Have you noticed that your dog's eyesight isn't as sharp as it once was? And when you look at his or her eyes, they seem to have an opaque pinkish film on them. You think it may be cataracts, but your pup is only 4 years old. If he or she spends a lot of time in the bright sun, it could be a condition called pannus, and you need to see your veterinarian right away, as prompt treatment can help stabilize the condition and perhaps prevent future blindness.

What Is Pannus?

Pannus, also called chronic superficial keratitis and Uberreiter's disease, is a chronic inflammation of the eye's cornea. It begins as a cloudy haze over the eyeball, and over time, blood vessels and pigmented cells infiltrate the corneal tissue, causing scarring and impairing vision. It usually appears in dogs at about 4 or 5 years of age, it typically affects both eyes, and if it is left untreated, the condition will eventually cause blindness.

What Causes Pannus?

Pannus is thought to be an auto-immune disease in which the immune system overacts to ultraviolet light (sunlight), causing the blood vessels of the cornea to proliferate. However, there also is likely a genetic component because it occurs primarily in German Shepherds, Australian Shepherds, Greyhounds, Siberian Huskies and Border Collies. It is also more common in dogs living at higher altitudes, although the reason is not well understood.

How Is It Diagnosed?

If you suspect an eye problem, your veterinarian will look at your dog's breed, age, history, and environment. He or she will perform an eye exam to check for clouding of the eye, proliferation of blood vessels and other changes to the cornea.

How Is Pannus Treated?

Although there is no cure for pannus, there are ways to reduce the symptoms, perhaps even stop the progression of the disease. The typical treatment is to use anti-inflammatory eye drops such as corticosteroids and cyclosporine. The drops will reduce the immune system's overreaction to UV light.

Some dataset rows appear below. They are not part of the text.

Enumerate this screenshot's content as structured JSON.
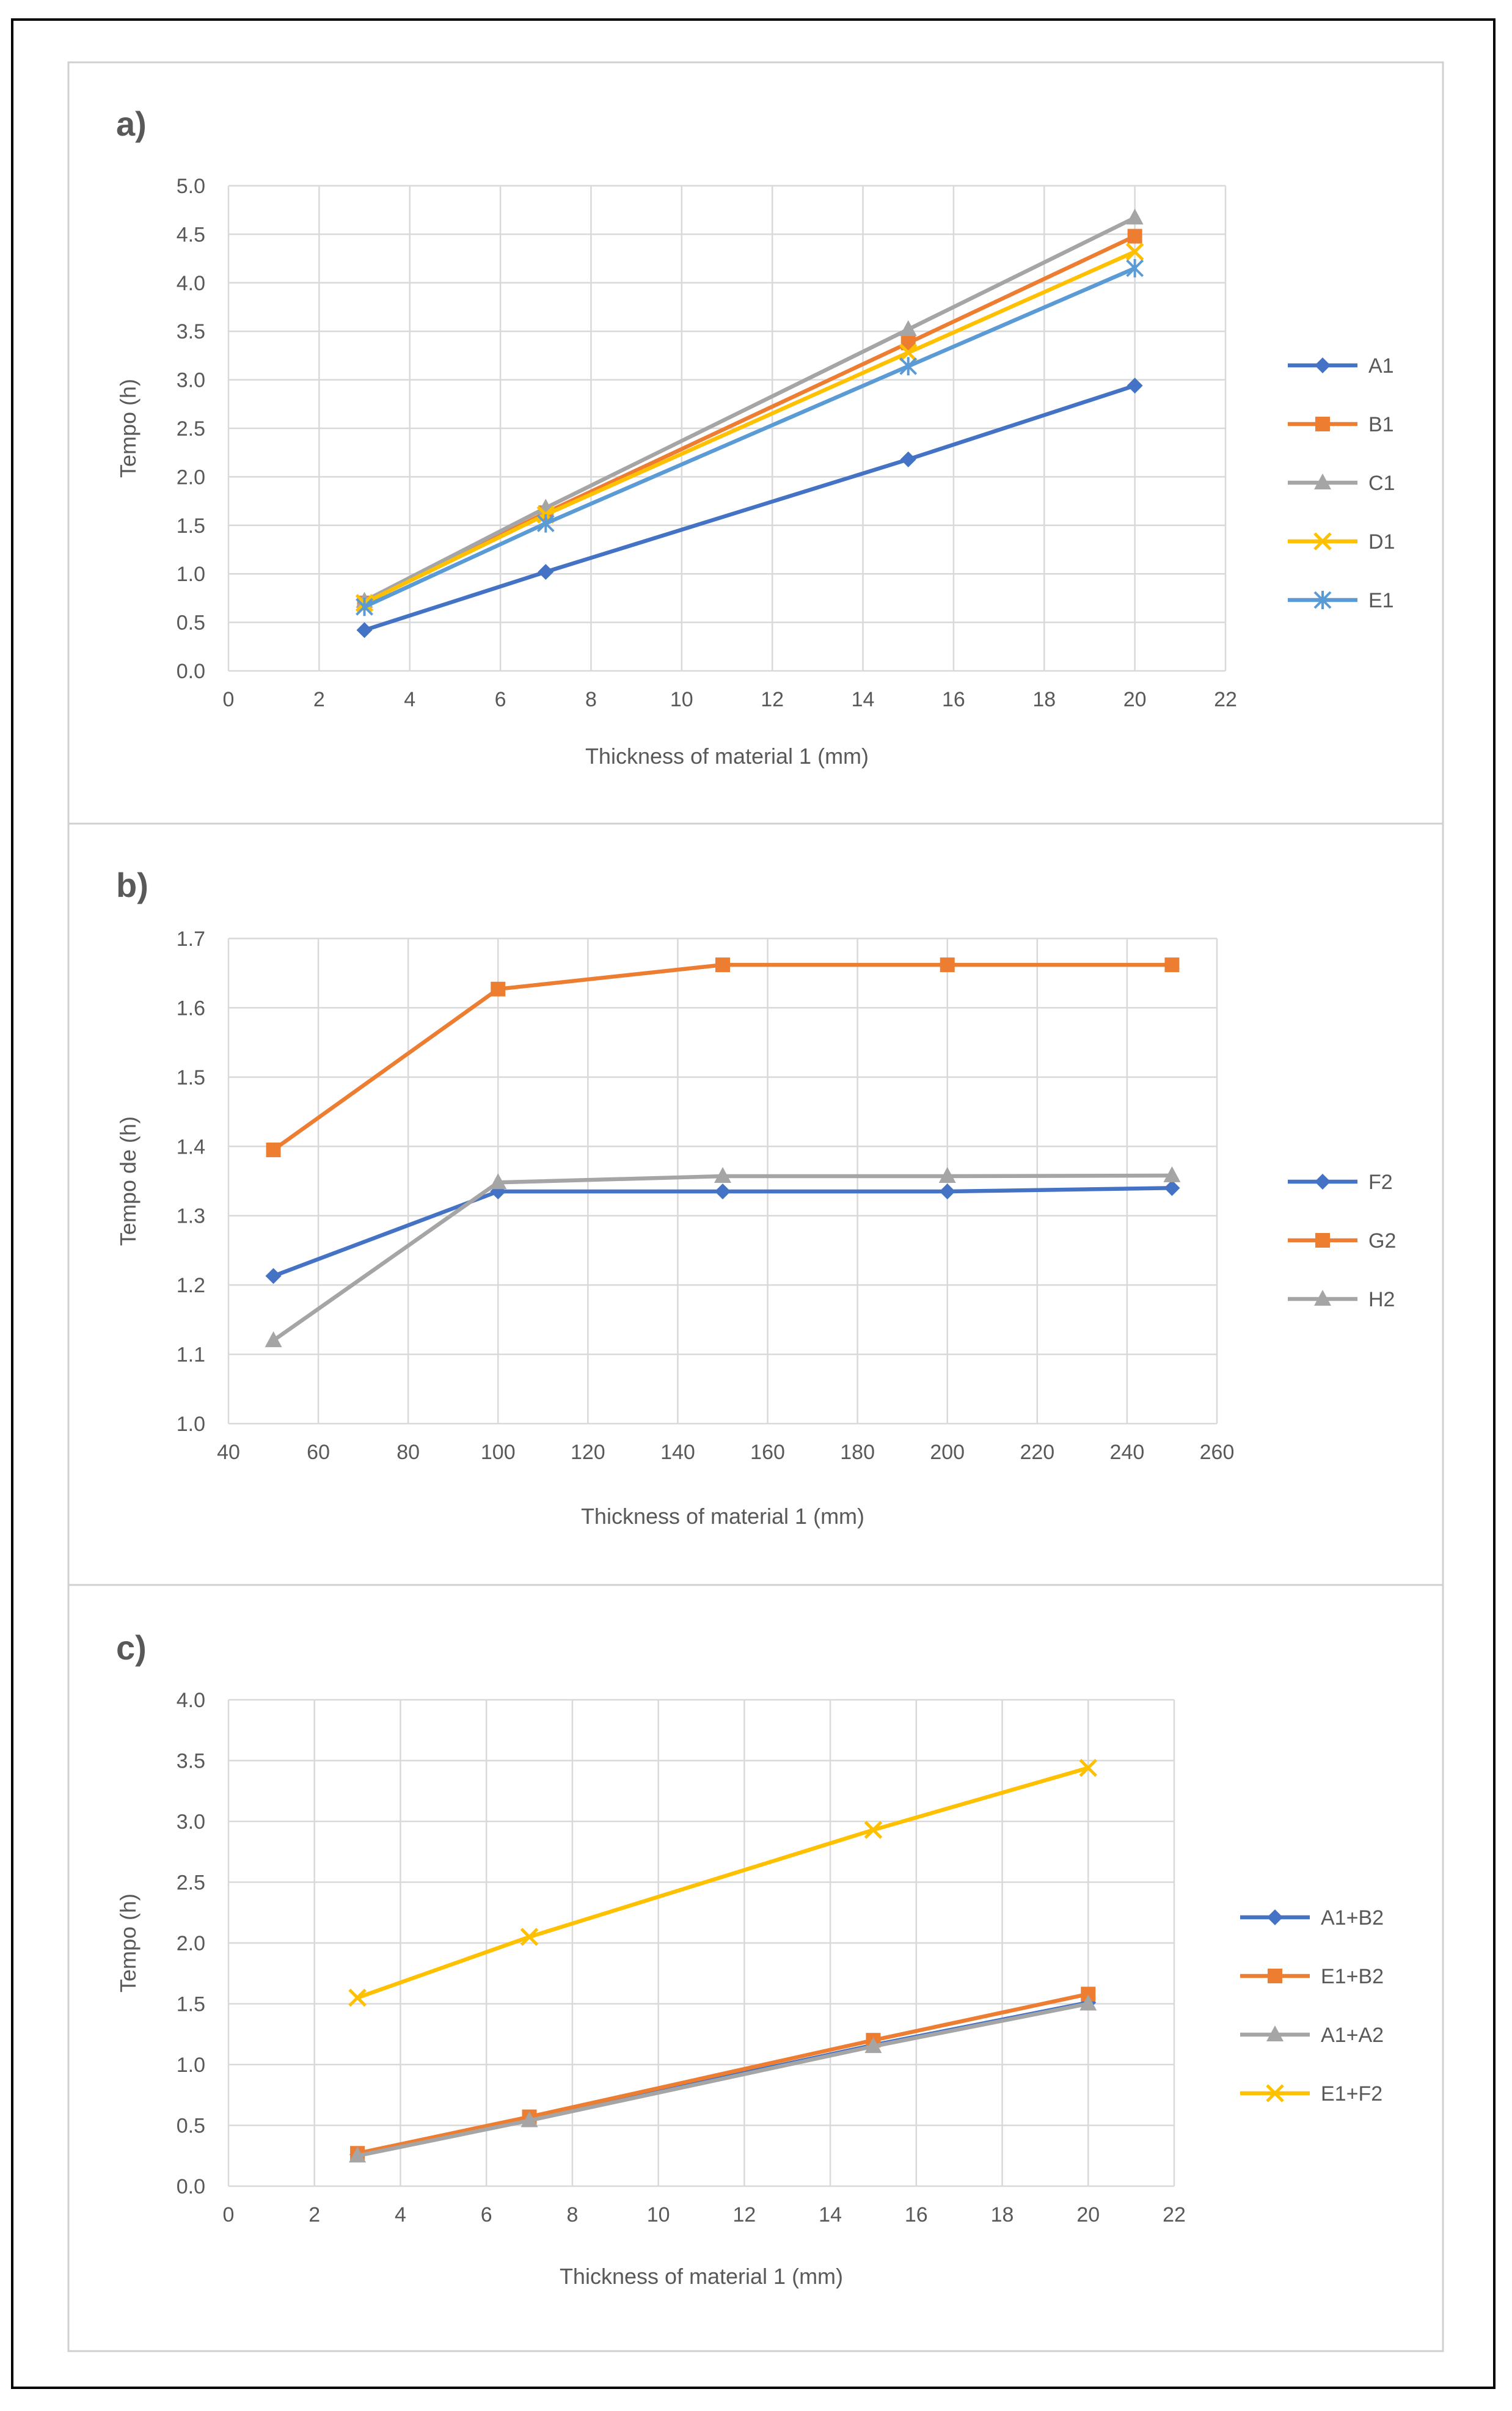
{
  "chart_data": [
    {
      "panel": "a)",
      "type": "line",
      "title": "",
      "xlabel": "Thickness of material 1 (mm)",
      "ylabel": "Tempo (h)",
      "xlim": [
        0,
        22
      ],
      "ylim": [
        0,
        5
      ],
      "xticks": [
        0,
        2,
        4,
        6,
        8,
        10,
        12,
        14,
        16,
        18,
        20,
        22
      ],
      "yticks": [
        0.0,
        0.5,
        1.0,
        1.5,
        2.0,
        2.5,
        3.0,
        3.5,
        4.0,
        4.5,
        5.0
      ],
      "ytick_decimals": 1,
      "grid": true,
      "legend": "right",
      "x": [
        3,
        7,
        15,
        20
      ],
      "series": [
        {
          "name": "A1",
          "color": "#4472C4",
          "marker": "diamond",
          "values": [
            0.42,
            1.02,
            2.18,
            2.94
          ]
        },
        {
          "name": "B1",
          "color": "#ED7D31",
          "marker": "square",
          "values": [
            0.7,
            1.63,
            3.38,
            4.48
          ]
        },
        {
          "name": "C1",
          "color": "#A5A5A5",
          "marker": "triangle",
          "values": [
            0.72,
            1.68,
            3.52,
            4.67
          ]
        },
        {
          "name": "D1",
          "color": "#FFC000",
          "marker": "x",
          "values": [
            0.7,
            1.61,
            3.28,
            4.32
          ]
        },
        {
          "name": "E1",
          "color": "#5B9BD5",
          "marker": "star",
          "values": [
            0.66,
            1.52,
            3.14,
            4.15
          ]
        }
      ]
    },
    {
      "panel": "b)",
      "type": "line",
      "title": "",
      "xlabel": "Thickness of material 1  (mm)",
      "ylabel": "Tempo de  (h)",
      "xlim": [
        40,
        260
      ],
      "ylim": [
        1.0,
        1.7
      ],
      "xticks": [
        40,
        60,
        80,
        100,
        120,
        140,
        160,
        180,
        200,
        220,
        240,
        260
      ],
      "yticks": [
        1.0,
        1.1,
        1.2,
        1.3,
        1.4,
        1.5,
        1.6,
        1.7
      ],
      "ytick_decimals": 1,
      "grid": true,
      "legend": "right",
      "x": [
        50,
        100,
        150,
        200,
        250
      ],
      "series": [
        {
          "name": "F2",
          "color": "#4472C4",
          "marker": "diamond",
          "values": [
            1.213,
            1.335,
            1.335,
            1.335,
            1.34
          ]
        },
        {
          "name": "G2",
          "color": "#ED7D31",
          "marker": "square",
          "values": [
            1.395,
            1.627,
            1.662,
            1.662,
            1.662
          ]
        },
        {
          "name": "H2",
          "color": "#A5A5A5",
          "marker": "triangle",
          "values": [
            1.12,
            1.348,
            1.357,
            1.357,
            1.358
          ]
        }
      ]
    },
    {
      "panel": "c)",
      "type": "line",
      "title": "",
      "xlabel": "Thickness of material 1 (mm)",
      "ylabel": "Tempo (h)",
      "xlim": [
        0,
        22
      ],
      "ylim": [
        0,
        4
      ],
      "xticks": [
        0,
        2,
        4,
        6,
        8,
        10,
        12,
        14,
        16,
        18,
        20,
        22
      ],
      "yticks": [
        0.0,
        0.5,
        1.0,
        1.5,
        2.0,
        2.5,
        3.0,
        3.5,
        4.0
      ],
      "ytick_decimals": 1,
      "grid": true,
      "legend": "right",
      "x": [
        3,
        7,
        15,
        20
      ],
      "series": [
        {
          "name": "A1+B2",
          "color": "#4472C4",
          "marker": "diamond",
          "values": [
            0.26,
            0.55,
            1.16,
            1.51
          ]
        },
        {
          "name": "E1+B2",
          "color": "#ED7D31",
          "marker": "square",
          "values": [
            0.27,
            0.57,
            1.2,
            1.58
          ]
        },
        {
          "name": "A1+A2",
          "color": "#A5A5A5",
          "marker": "triangle",
          "values": [
            0.25,
            0.54,
            1.15,
            1.5
          ]
        },
        {
          "name": "E1+F2",
          "color": "#FFC000",
          "marker": "x",
          "values": [
            1.55,
            2.05,
            2.93,
            3.44
          ]
        }
      ]
    }
  ]
}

Your vet at the animal hospital will recommend a regimen of daily treatment, with checkups every few months to determine the effectiveness of the medications. The treatment must be given daily for the rest of your dog's life. Even a few days without the ointment can cause the pannus to flare up. You should also prevent your dog from staying for long periods in bright sunlight. There are even dog goggles that can help shield your furry friend's eyes from UV light when he or she must be outside.